In the period between 1200 and 1500 in western Europe, a number of religious women gained widespread veneration and even canonization as saints for their extraordinary devotion to the Christian eucharist, supernatural multiplications of food and drink, and miracles of bodily manipulation, including stigmata and inedia (living without eating). The occurrence of such phenomena sheds much light on the nature of medieval society and medieval religion. It also forms a chapter in the history of women. Previous scholars have occasionally noted the various phenomena in isolation from each other and have sometimes applied modern medical or psychological theories to them.

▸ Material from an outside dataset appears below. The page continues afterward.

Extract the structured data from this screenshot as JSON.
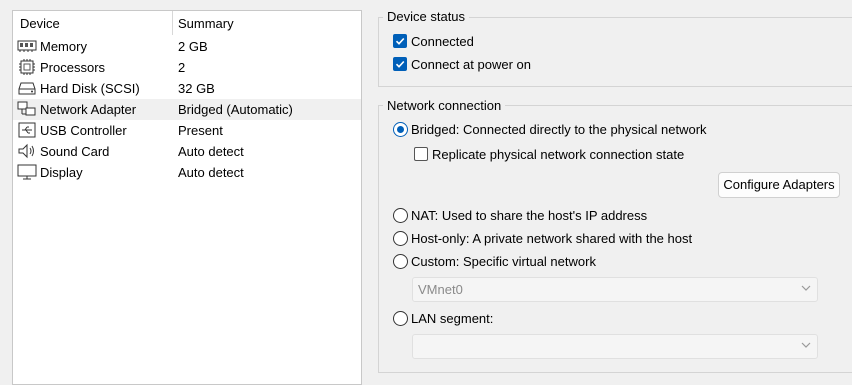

Using materials based on saints' lives and the religious and mystical writings of medieval women and men, Caroline Walker Bynum uncovers the pattern lying behind these aspects of women's religiosity and behind the fascination men and women felt for such miracles and devotional practices. She argues that food lies at the heart of much of women's piety. Women renounced ordinary food through fasting in order to prepare for receiving extraordinary food in the eucharist. They also offered themselves as food in miracles of feeding and bodily manipulation. Providing both functionalist and phenomenological explanations, Bynum explores the ways in which food practices enabled women to exert control within the family and to define their religious vocations. She also describes what women meant by seeing their own bodies and God's body as food and what men meant when they too associated women with food and flesh. The author's interpretation of women's piety offers a new view of the nature of medieval asceticism and, drawing upon both anthropology and feminist theory, she illuminates the distinctive features of women's use of symbols. Rejecting presentist interpretations of women as exploited or masochistic, she shows the power and creativity of women's writing and women's lives.